I scratched my name into the walls of a pizzeria last weekend in Chicago.

We had taken refuge from the cold at a table just big enough for the six of us and talked about our shopping endeavors as the air that smelled of pizza filled our lungs. 

And my mom, being the one that never seems to be embarrassed by odd requests and asking for pictures, asked our waitress for a Sharpie. The black pen gracefully glided over the bumpy walls as all six of us took our turns sliding into the booth next to us to write on the wall already covered in names. My sister and I signed the date of our arrival as my father wrote a love note to my mother and my brother wrote a reference to his favorite inappropriate TV show. 

I’m no longer in Chicago. 

I’m sitting in my math class writing this column after taking a Trigonometry test, but my name’s still on that wall in one of the busy cities I hope to one day end up in.

A city full of people living out my dream.

But instead, I painted a ceiling tile this past week. 

We painted Koi fish for no reason other than we thought they were cute, and we thought they’d be easy to draw.

Us seniors gathered in the lunchroom after school, and I snagged a table with my best friend since elementary school. Together, we mixed paints, and I sketched out our image so it would look perfect when we stood in the hallway and craned our necks to stare at it during lunch a few days later. 

Our ceiling tile

We painted Koi fish for no reason other than we thought they were cute, and we thought they’d be easy to draw. The blue of our tile stands out from the sea of orange it’s been wedged between, and our initials are signed in the corners on top of painted lily pads to identify our tile.

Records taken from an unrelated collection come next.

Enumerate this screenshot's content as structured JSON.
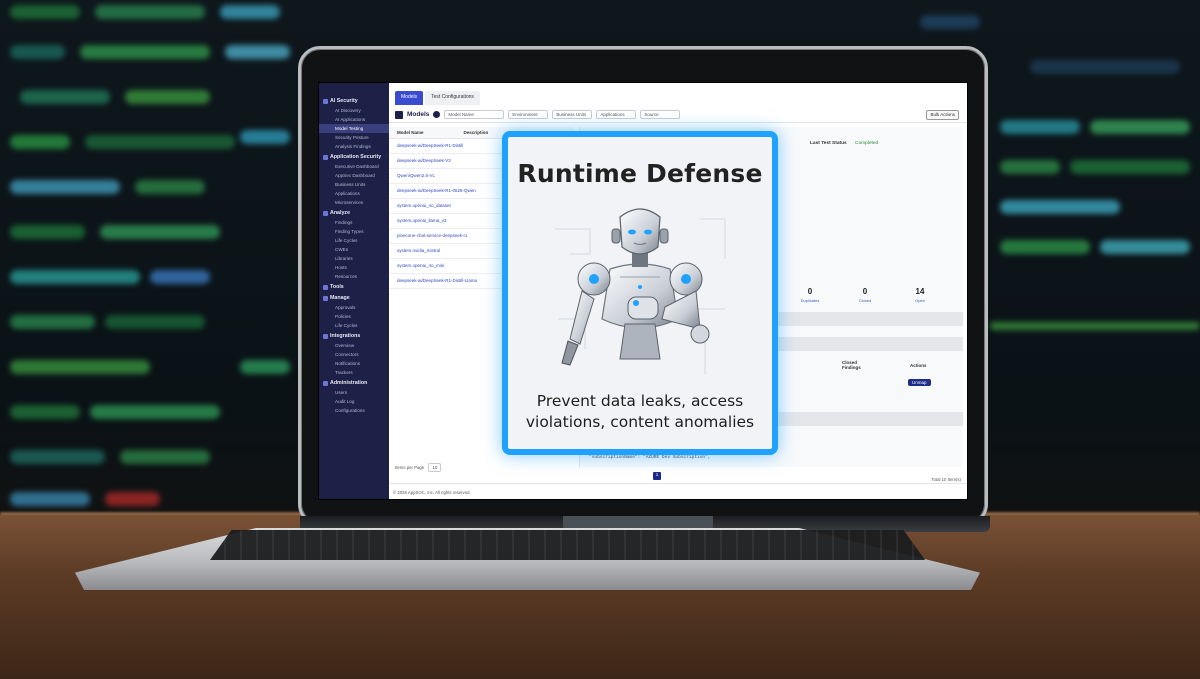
{
  "card": {
    "title": "Runtime Defense",
    "caption_line1": "Prevent data leaks, access",
    "caption_line2": "violations, content anomalies",
    "accent": "#1ea1ff"
  },
  "sidebar": {
    "groups": [
      {
        "label": "AI Security",
        "icon": "shield-icon",
        "items": [
          "AI Discovery",
          "AI Applications",
          "Model Testing",
          "Security Posture",
          "Analysis Findings"
        ]
      },
      {
        "label": "Application Security",
        "icon": "app-icon",
        "items": [
          "Executive Dashboard",
          "AppSec Dashboard",
          "Business Units",
          "Applications",
          "Microservices"
        ]
      },
      {
        "label": "Analyze",
        "icon": "analyze-icon",
        "items": [
          "Findings",
          "Finding Types",
          "Life Cycles",
          "CWEs",
          "Libraries",
          "Hosts",
          "Resources"
        ]
      },
      {
        "label": "Tools",
        "icon": "tools-icon",
        "items": []
      },
      {
        "label": "Manage",
        "icon": "manage-icon",
        "items": [
          "Approvals",
          "Policies",
          "Life Cycles"
        ]
      },
      {
        "label": "Integrations",
        "icon": "integrations-icon",
        "items": [
          "Overview",
          "Connectors",
          "Notifications",
          "Trackers"
        ]
      },
      {
        "label": "Administration",
        "icon": "admin-icon",
        "items": [
          "Users",
          "Audit Log",
          "Configurations"
        ]
      }
    ],
    "active_item": "Model Testing",
    "color": "#1d2148"
  },
  "tabs": [
    "Models",
    "Test Configurations"
  ],
  "toolbar": {
    "title": "Models",
    "search_placeholder": "Model Name",
    "filters": [
      "Environment",
      "Business Units",
      "Applications",
      "Source"
    ],
    "bulk_actions": "Bulk Actions"
  },
  "list": {
    "col_name": "Model Name",
    "col_desc": "Description",
    "rows": [
      "deepseek-ai/DeepSeek-R1-Distill",
      "deepseek-ai/DeepSeek-V3",
      "Qwen/Qwen2.5-VL",
      "deepseek-ai/DeepSeek-R1-0528-Qwen",
      "system.openai_4o_dataset",
      "system.openai_llama_v3",
      "pinecone-chat-service-deepseek-r1",
      "system.nvidia_mistral",
      "system.openai_4o_mini",
      "deepseek-ai/DeepSeek-R1-Distill-Llama"
    ]
  },
  "detail": {
    "last_test_status_label": "Last Test Status",
    "last_test_status": "Completed",
    "stats": [
      {
        "value": "0",
        "label": "Duplicates"
      },
      {
        "value": "0",
        "label": "Closed"
      },
      {
        "value": "14",
        "label": "Open"
      }
    ],
    "closed_findings_label": "Closed Findings",
    "actions_label": "Actions",
    "unmap_label": "Unmap",
    "code_line": "\"subscriptionName\": \"AZURE Dev Subscription\","
  },
  "footer": {
    "items_per_page_label": "Items per Page",
    "items_per_page": "10",
    "total": "Total 10 Item(s)",
    "page": "1",
    "copyright": "© 2025 AppSOC, Inc. All rights reserved."
  }
}
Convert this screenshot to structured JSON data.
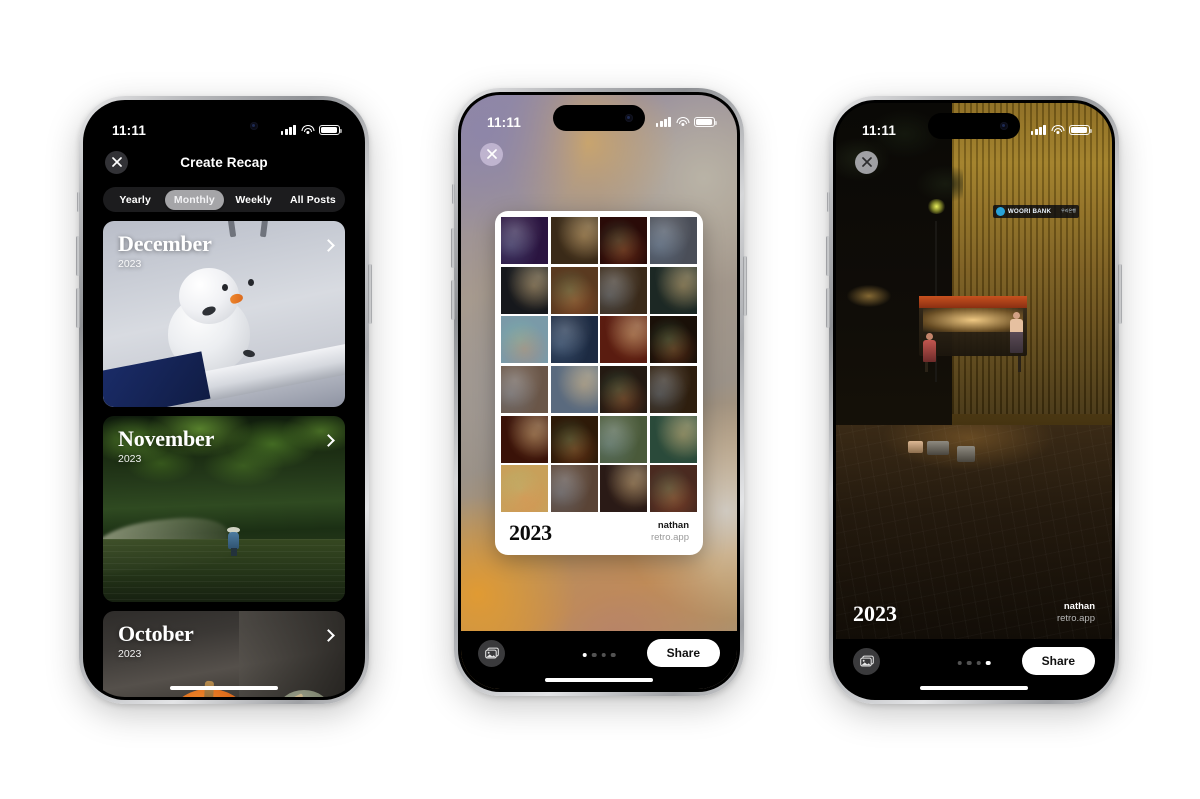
{
  "meta": {
    "background_color": "#ffffff",
    "accent_white": "#ffffff",
    "dark_bg": "#000000"
  },
  "status_bar": {
    "time": "11:11",
    "signal_icon": "cellular-bars-icon",
    "wifi_icon": "wifi-icon",
    "battery_icon": "battery-icon"
  },
  "phone1": {
    "nav": {
      "title": "Create Recap",
      "close_label": "×"
    },
    "segmented": {
      "options": [
        "Yearly",
        "Monthly",
        "Weekly",
        "All Posts"
      ],
      "selected": "Monthly",
      "selected_index": 1
    },
    "cards": [
      {
        "title": "December",
        "year": "2023",
        "art": "snowman-on-snow"
      },
      {
        "title": "November",
        "year": "2023",
        "art": "forest-river-wader"
      },
      {
        "title": "October",
        "year": "2023",
        "art": "pumpkin-on-porch"
      }
    ]
  },
  "phone2": {
    "close_label": "×",
    "collage": {
      "columns": 4,
      "rows": 6,
      "count": 24,
      "footer_year": "2023",
      "footer_user": "nathan",
      "footer_app": "retro.app",
      "tiles": [
        "#2a1440",
        "#3a2a18",
        "#2a0b08",
        "#4a4e58",
        "#16181c",
        "#5a3a20",
        "#3a2a1a",
        "#1c2824",
        "#7a9aa8",
        "#1c2a42",
        "#5a1c10",
        "#1a1008",
        "#6a5648",
        "#5a6a7e",
        "#241a12",
        "#2e1e0e",
        "#3a1208",
        "#2e1a08",
        "#4a5a3a",
        "#2a4a3a",
        "#c8a05a",
        "#5a4436",
        "#2a1a16",
        "#4a2a20"
      ]
    },
    "bottom": {
      "stack_icon": "photo-stack-icon",
      "share_label": "Share",
      "dots_total": 4,
      "dots_active_index": 0
    }
  },
  "phone3": {
    "close_label": "×",
    "photo": {
      "description": "night street food cart",
      "sign_text": "WOORI BANK",
      "sign_sub": "우리은행"
    },
    "overlay": {
      "year": "2023",
      "user": "nathan",
      "app": "retro.app"
    },
    "bottom": {
      "stack_icon": "photo-stack-icon",
      "share_label": "Share",
      "dots_total": 4,
      "dots_active_index": 3
    }
  }
}
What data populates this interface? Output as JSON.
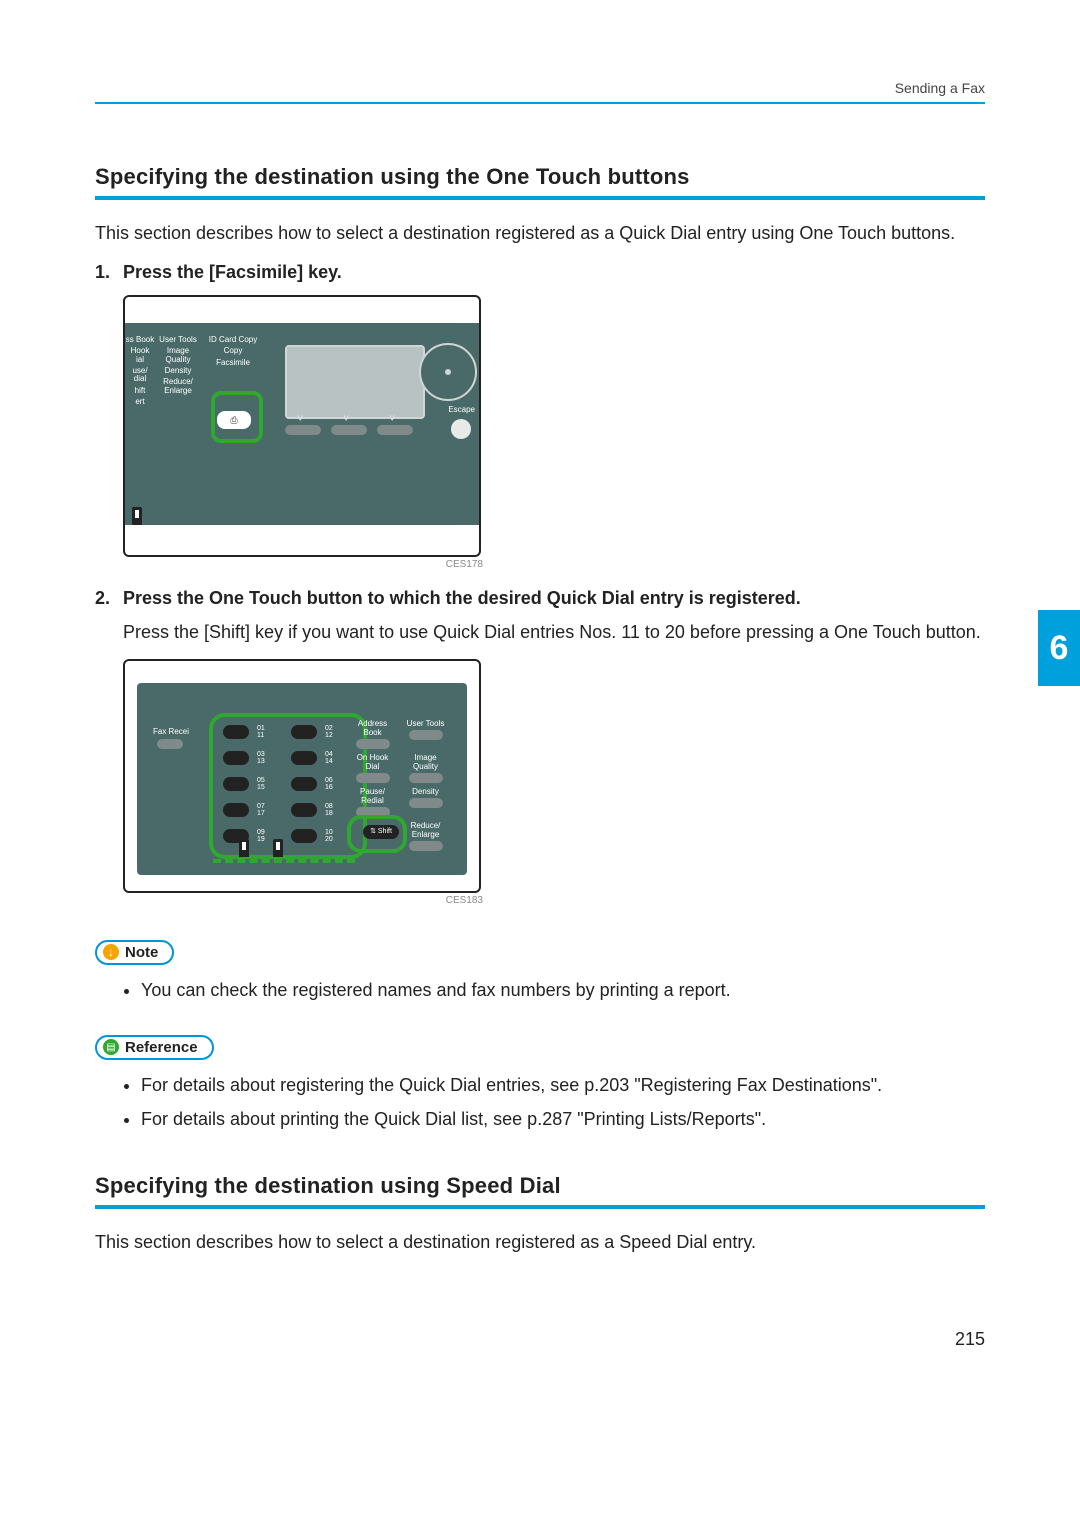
{
  "header": {
    "running": "Sending a Fax"
  },
  "chapterTab": "6",
  "pageNumber": "215",
  "section1": {
    "title": "Specifying the destination using the One Touch buttons",
    "intro": "This section describes how to select a destination registered as a Quick Dial entry using One Touch buttons.",
    "step1": "Press the [Facsimile] key.",
    "fig1caption": "CES178",
    "step2": "Press the One Touch button to which the desired Quick Dial entry is registered.",
    "step2body": "Press the [Shift] key if you want to use Quick Dial entries Nos. 11 to 20 before pressing a One Touch button.",
    "fig2caption": "CES183"
  },
  "labels": {
    "note": "Note",
    "reference": "Reference"
  },
  "noteItems": {
    "i0": "You can check the registered names and fax numbers by printing a report."
  },
  "refItems": {
    "i0": "For details about registering the Quick Dial entries, see p.203 \"Registering Fax Destinations\".",
    "i1": "For details about printing the Quick Dial list, see p.287 \"Printing Lists/Reports\"."
  },
  "section2": {
    "title": "Specifying the destination using Speed Dial",
    "intro": "This section describes how to select a destination registered as a Speed Dial entry."
  },
  "panel1": {
    "col1": {
      "l0": "ss Book",
      "l1": "Hook\nial",
      "l2": "use/\ndial",
      "l3": "hift",
      "l4": "ert"
    },
    "col2": {
      "l0": "User Tools",
      "l1": "Image\nQuality",
      "l2": "Density",
      "l3": "Reduce/\nEnlarge"
    },
    "col3": {
      "l0": "ID Card Copy",
      "l1": "Copy",
      "l2": "Facsimile"
    },
    "escape": "Escape"
  },
  "panel2": {
    "left": "Fax Recei",
    "nums": {
      "r0a": "01\n11",
      "r0b": "02\n12",
      "r1a": "03\n13",
      "r1b": "04\n14",
      "r2a": "05\n15",
      "r2b": "06\n16",
      "r3a": "07\n17",
      "r3b": "08\n18",
      "r4a": "09\n19",
      "r4b": "10\n20"
    },
    "right": {
      "r0a": "Address Book",
      "r0b": "User Tools",
      "r1a": "On Hook\nDial",
      "r1b": "Image\nQuality",
      "r2a": "Pause/\nRedial",
      "r2b": "Density",
      "r3b": "Reduce/\nEnlarge"
    },
    "shift": "Shift"
  }
}
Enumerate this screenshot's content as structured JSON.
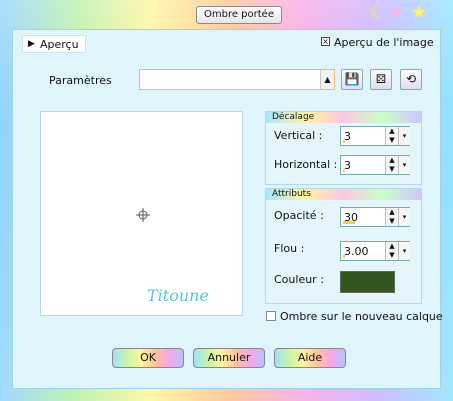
{
  "window": {
    "title": "Ombre portée"
  },
  "preview_toggle": {
    "label": "Aperçu",
    "icon": "triangle-right-icon"
  },
  "apercu_image": {
    "label": "Aperçu de l'image",
    "checked": true
  },
  "params": {
    "label": "Paramètres",
    "value": ""
  },
  "preview": {
    "signature": "Titoune"
  },
  "decalage": {
    "title": "Décalage",
    "vertical": {
      "label": "Vertical :",
      "value": "3",
      "fill": 0.04
    },
    "horizontal": {
      "label": "Horizontal :",
      "value": "3",
      "fill": 0.04
    }
  },
  "attributs": {
    "title": "Attributs",
    "opacite": {
      "label": "Opacité :",
      "value": "30",
      "fill": 0.3
    },
    "flou": {
      "label": "Flou :",
      "value": "3.00",
      "fill": 0.03
    },
    "couleur": {
      "label": "Couleur :",
      "value": "#33561f"
    }
  },
  "ombre_calque": {
    "label": "Ombre sur le nouveau calque",
    "checked": false
  },
  "buttons": {
    "ok": "OK",
    "annuler": "Annuler",
    "aide": "Aide"
  },
  "icons": {
    "save": "save-icon",
    "random": "dice-icon",
    "reset": "reset-icon"
  }
}
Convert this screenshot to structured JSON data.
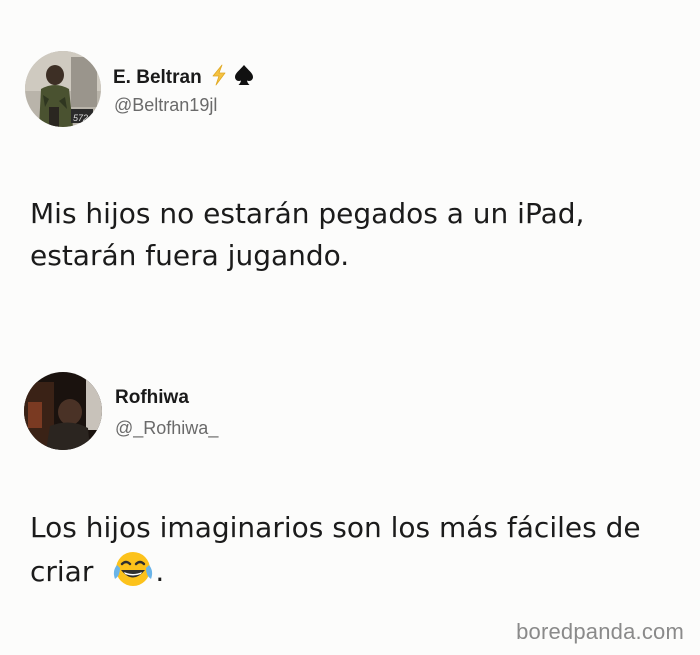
{
  "tweets": [
    {
      "display_name": "E. Beltran",
      "handle": "@Beltran19jl",
      "badges": [
        "lightning-icon",
        "spade-icon"
      ],
      "text_lines": [
        "Mis hijos no estarán pegados a un iPad,",
        "estarán fuera jugando."
      ]
    },
    {
      "display_name": "Rofhiwa",
      "handle": "@_Rofhiwa_",
      "text_lines": [
        "Los hijos imaginarios son los más fáciles de",
        "criar"
      ],
      "trailing_emoji": "tears-of-joy-emoji",
      "trailing_text": "."
    }
  ],
  "watermark": "boredpanda.com",
  "colors": {
    "background": "#fcfcfb",
    "text": "#1b1b1b",
    "handle": "#6a6a6a",
    "lightning": "#f5c242",
    "watermark": "#8a8a8a"
  }
}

I spilled blue paint on my favorite pair of shoes. Not only will I be a part of this school after I leave, but my tile will be a part of all my outfits till my mom makes me throw away my Converse that are no longer white.

I adore the idea of some part of me becoming some part of this school even after I’ve left, whether that’s in the form of a ceiling tile or the walls of Room 139.

As the semester is coming to a close, I’ve put a lot of thought into what I want my brick in Mr. George’s room to look like—a brick that may quite possibly be painted red in a few months.

All I know currently is that I’ll take a lot of time to carefully sketch out my design and paint within the lines only to hate it upon completion regardless—that’s how all my artistic endeavors seem to work themselves out. 

Avery, Nat, and I have had our names scribbled across our four tiles for months, putting thought into the order we wanted them in and where our combined editors’ brick should lay; mine gets to rest in the middle, directly between Nat and Avery just like where I’ve sat this whole semester. 

It’s comforting to know that in some capacity, I’ll never quite stop being wedged between the two of them, between my constants in a sea of change.

And even after we graduate and have lives of our own, some part of our souls will still be here, stressed over stories and editing and rubrics, but as seniors, nonetheless, soaking up their last year at home before leaving and making our marks somewhere else in this world.